Onlar bizleri başları ezilmesi gereken anarşistler, komünistler, solcular, dinsizler, Aleviler, Kürtler, kâfirler vs. olarak görüyorlar.
Çünkü öyle öğretiliyor onlara.
Yarın (hattâ onlar için) çıksak sokağa, yine bizlere saldıracaklar.
Yaşlı çocuk, genç ihtiyar, kadın erkek, engelli engelsiz, sendikalı sendikasız, işli işsiz, emekli emeksiz dinlemeden,
Coplarla, gazlarla, plastik mermilerle, TOMA'larla, hattâ gerçek mermilerle saldıracaklar.
Demokrasiyi, özgürlüğü, emeği, insan haklarını savunan bizlere sokakları dar edecekler.

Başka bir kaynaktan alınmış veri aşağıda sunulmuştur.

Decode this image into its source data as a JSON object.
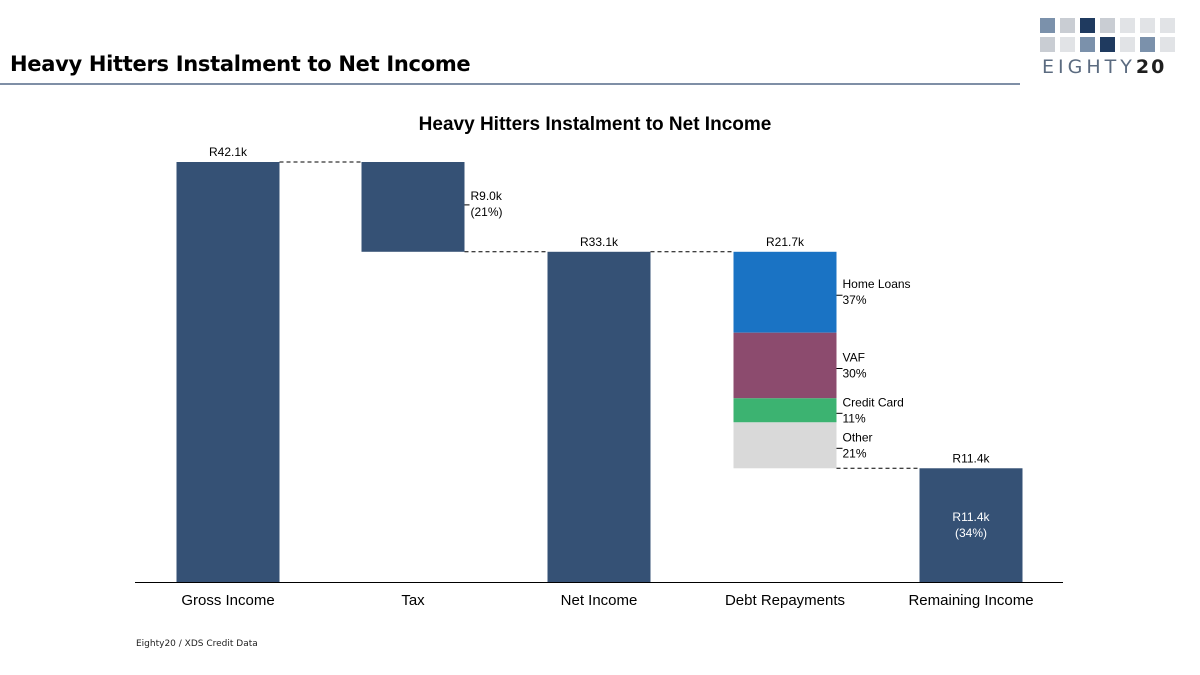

Onlarcamızı yerde sürükleyecek, kemiklerimizi kıracak, tekmeleyecekler.
Ve bizler yine de onları “emir kulu emekçiler” olarak göreceğiz.
Çünkü kalbimiz solda atıyor,
Savaşın sömürünün, baskının ve zulmün,
Efendinin de kölenin de olmayacağı,
Kimsenin “emir kulu” olmayacağı,
Tüm insanların hakça özgür yaşayacakları bir dünya istiyoruz.